Curious Heart of Ailsa Rae
Amazon Link 

Amazon Blurb

Ailsa Rae is learning how to live.

She’s only a few months past the heart transplant that – just in time – saved her life. Life should be a joyful adventure. But . . .

Her relationship with her mother is at breaking point and she wants to find her father.
Have her friends left her behind?
And she’s felt so helpless for so long that she’s let polls on her blog make her decisions for her. She barely knows where to start on her own.

Then there’s Lennox. Her best friend and one time lover. He was sick too. He didn’t make it. And now she’s supposed to face all of this without him.

But her new heart is a bold heart. 

She just needs to learn to listen to it . . .

 

My Review

This is a heartwarming and uplifting book, though don’t be fooled, it has it’s darker moments. But then that’s life, a balance of light and shade, but happily the book is definitely running towards the light.

After a life waiting, and literally dying for a heart transplant, Ailsa has her new heart (nicknamed ‘Apple’). Sadly, her best friend, Lennox wasn’t so lucky, so Ailsa is determined to live life for both of them. The strange thing is, Ailsa initially has difficulty with the concept of living. She’s spent so long, never knowing how long she might live, that planning for the future and actually living fully is something she’s never really done. So it’s a scary world out there when you really have to engage fully and not hide behind the mask of illness. Illness gives you a get out clause, a reason to not always fully take part, but Ailsa has lost her safety net. Worse still, in trying to move forward, she’s also trying to cut the ties that bind her to her other safety net, her mother.

Ailsa has also used her blog to get her  through her illness (something I can identify with) and has also used it as a medium for making decisions. When she faces a choice or dilemma it becomes a question for her readers to vote on. But even that has to change now surely?

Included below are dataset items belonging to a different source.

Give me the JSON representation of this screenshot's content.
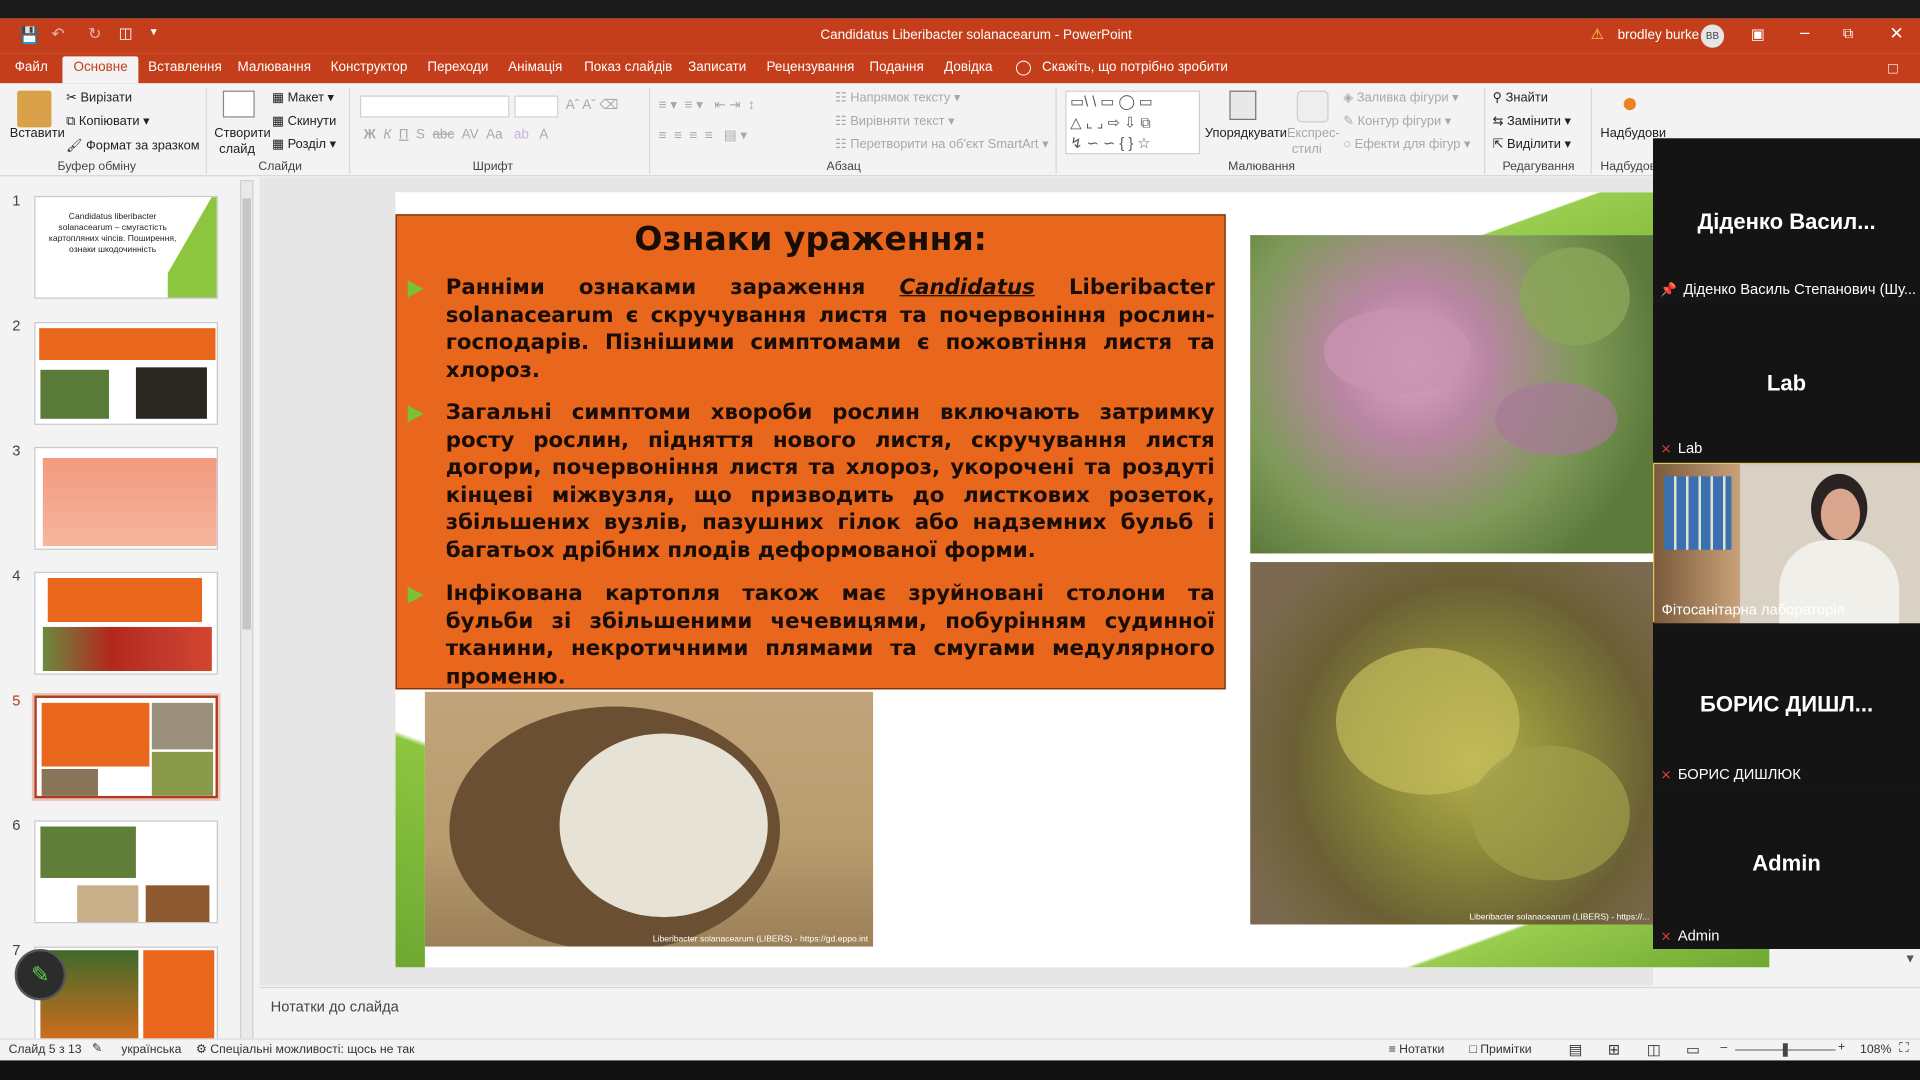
{
  "window": {
    "title": "Candidatus Liberibacter solanacearum  -  PowerPoint",
    "user": "brodley burke",
    "user_initials": "BB"
  },
  "tabs": [
    "Файл",
    "Основне",
    "Вставлення",
    "Малювання",
    "Конструктор",
    "Переходи",
    "Анімація",
    "Показ слайдів",
    "Записати",
    "Рецензування",
    "Подання",
    "Довідка"
  ],
  "active_tab": "Основне",
  "tell_me": "Скажіть, що потрібно зробити",
  "ribbon": {
    "paste": "Вставити",
    "cut": "Вирізати",
    "copy": "Копіювати",
    "format_painter": "Формат за зразком",
    "clipboard": "Буфер обміну",
    "new_slide": "Створити",
    "new_slide2": "слайд",
    "layout": "Макет",
    "reset": "Скинути",
    "section": "Розділ",
    "slides": "Слайди",
    "font": "Шрифт",
    "paragraph": "Абзац",
    "text_direction": "Напрямок тексту",
    "align_text": "Вирівняти текст",
    "smartart": "Перетворити на об'єкт SmartArt",
    "arrange": "Упорядкувати",
    "quick_styles": "Експрес-",
    "quick_styles2": "стилі",
    "shape_fill": "Заливка фігури",
    "shape_outline": "Контур фігури",
    "shape_effects": "Ефекти для фігур",
    "drawing": "Малювання",
    "find": "Знайти",
    "replace": "Замінити",
    "select": "Виділити",
    "editing": "Редагування",
    "addins": "Надбудови",
    "addins_group": "Надбудов"
  },
  "thumbnails": [
    {
      "num": "1",
      "text": "Candidatus liberibacter solanacearum – смугастість картопляних чіпсів. Поширення, ознаки шкодочинність"
    },
    {
      "num": "2"
    },
    {
      "num": "3"
    },
    {
      "num": "4"
    },
    {
      "num": "5",
      "selected": true
    },
    {
      "num": "6"
    },
    {
      "num": "7"
    }
  ],
  "slide": {
    "heading": "Ознаки ураження:",
    "bullet1_a": "Ранніми ознаками зараження ",
    "bullet1_italic": "Candidatus",
    "bullet1_b": " Liberibacter solanacearum є скручування листя та почервоніння рослин-господарів. Пізнішими симптомами є пожовтіння листя та хлороз.",
    "bullet2": "Загальні симптоми хвороби рослин включають затримку росту рослин, підняття нового листя, скручування листя догори, почервоніння листя та хлороз, укорочені та роздуті кінцеві міжвузля, що призводить до листкових розеток, збільшених вузлів, пазушних гілок або надземних бульб і багатьох дрібних плодів деформованої форми.",
    "bullet3": "Інфікована картопля також має зруйновані столони та бульби зі збільшеними чечевицями, побурінням судинної тканини, некротичними плямами та смугами медулярного променю.",
    "caption_tuber": "Liberibacter solanacearum (LIBERS) - https://gd.eppo.int",
    "caption_plant": "Liberibacter solanacearum (LIBERS) - https://..."
  },
  "notes_placeholder": "Нотатки до слайда",
  "status": {
    "slide": "Слайд 5 з 13",
    "language": "українська",
    "accessibility": "Спеціальні можливості: щось не так",
    "notes": "Нотатки",
    "comments": "Примітки",
    "zoom": "108%"
  },
  "participants": [
    {
      "display": "Діденко  Васил...",
      "label": "Діденко Василь Степанович (Шу..."
    },
    {
      "display": "Lab",
      "label": "Lab"
    },
    {
      "display": "",
      "label": "Фітосанітарна лабораторія"
    },
    {
      "display": "БОРИС  ДИШЛ...",
      "label": "БОРИС ДИШЛЮК"
    },
    {
      "display": "Admin",
      "label": "Admin"
    }
  ],
  "colors": {
    "accent": "#c43e1c",
    "slide_box": "#e8671d",
    "bullet": "#7cc03a"
  }
}
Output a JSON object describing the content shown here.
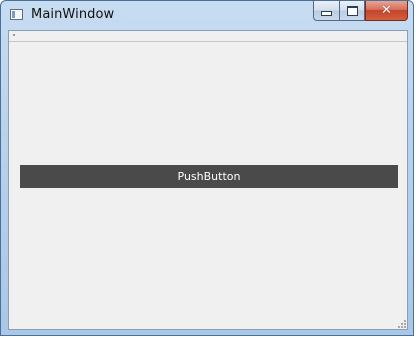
{
  "window": {
    "title": "MainWindow",
    "caption_buttons": {
      "minimize_icon": "minimize-icon",
      "maximize_icon": "maximize-icon",
      "close_icon": "close-icon",
      "close_glyph": "✕"
    }
  },
  "main": {
    "push_button_label": "PushButton"
  },
  "colors": {
    "button_background": "#4a4a4a",
    "button_text": "#ffffff",
    "client_background": "#f0f0f0",
    "close_button": "#c3442b"
  }
}
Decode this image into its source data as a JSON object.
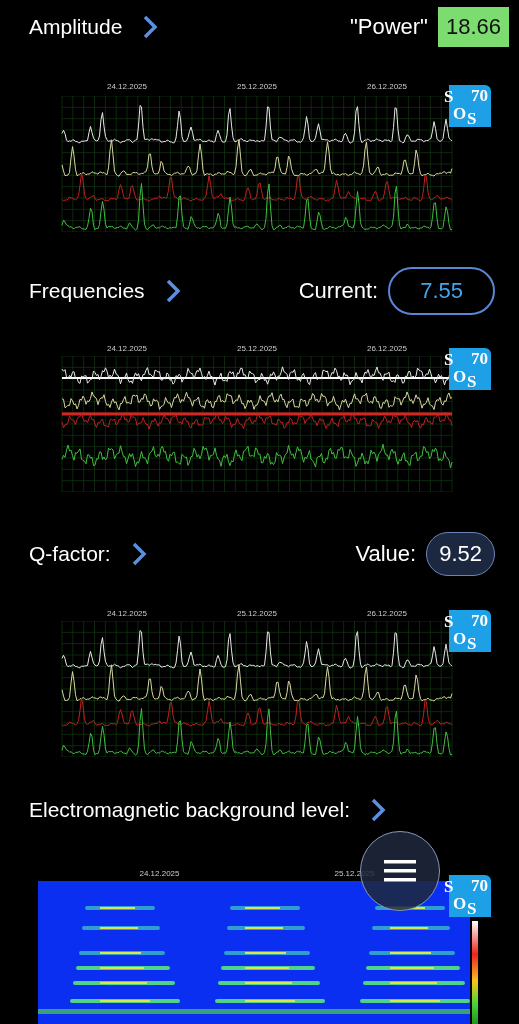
{
  "sections": [
    {
      "title": "Amplitude",
      "value_label": "\"Power\"",
      "value": "18.66",
      "kind": "flat",
      "chart": {
        "kind": "lines",
        "dates": [
          "24.12.2025",
          "25.12.2025",
          "26.12.2025"
        ],
        "logo": [
          "S",
          "70",
          "O",
          "S"
        ]
      }
    },
    {
      "title": "Frequencies",
      "value_label": "Current:",
      "value": "7.55",
      "kind": "outlined",
      "chart": {
        "kind": "wave",
        "dates": [
          "24.12.2025",
          "25.12.2025",
          "26.12.2025"
        ],
        "logo": [
          "S",
          "70",
          "O",
          "S"
        ]
      }
    },
    {
      "title": "Q-factor:",
      "value_label": "Value:",
      "value": "9.52",
      "kind": "filled",
      "chart": {
        "kind": "lines",
        "dates": [
          "24.12.2025",
          "25.12.2025",
          "26.12.2025"
        ],
        "logo": [
          "S",
          "70",
          "O",
          "S"
        ]
      }
    },
    {
      "title": "Electromagnetic background level:",
      "kind": "none",
      "chart": {
        "kind": "spectrogram",
        "dates": [
          "24.12.2025",
          "25.12.2025"
        ],
        "logo": [
          "S",
          "70",
          "O",
          "S"
        ]
      }
    }
  ]
}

For the first time in her life, she’s looking at doing things on her own, running her flat, getting a job and pursuing new friendships and interests. Despite being 28 and having been to University, she has never really stood on her own two feet. Coincidentally it is her two feet, that introduce her to a new interest that will play a large part in helping her to move forward – a tango class. That combined with meeting another transplantee will prove a catalyst for change.

The story, both past and present, is interestingly told with the inclusion of  blog posts, newspaper reports, emails and texts. It really encompasses the media we all use to communicate and also highlights its failings as well as it’s pluses. What you read and see is not always the ‘truth’ and sometimes we read and see only what we want to see.

I loved following Ailsa on her tentative journey into fully fledged adulthood, with all its ups and downs. I really felt like I was in her shoes, which is testament to the author’s writing skill’s. This was an enlightening story, about the realities of waiting for a transplant and living with such a condition, as well as coping with a successful transplant. What I hadn’t expected was a story line that took me into an intriguing and unexpected blend of Strictly Come Dancing meets Shakespeare – and if that doesn’t interest you I don’t know what will. Ultimately it’s a book that looks at life and living. It’s about families, friendships and acceptance, especially of yourself. It’s about being confident in your own skin and your own choices, because ultimately only you can live your life.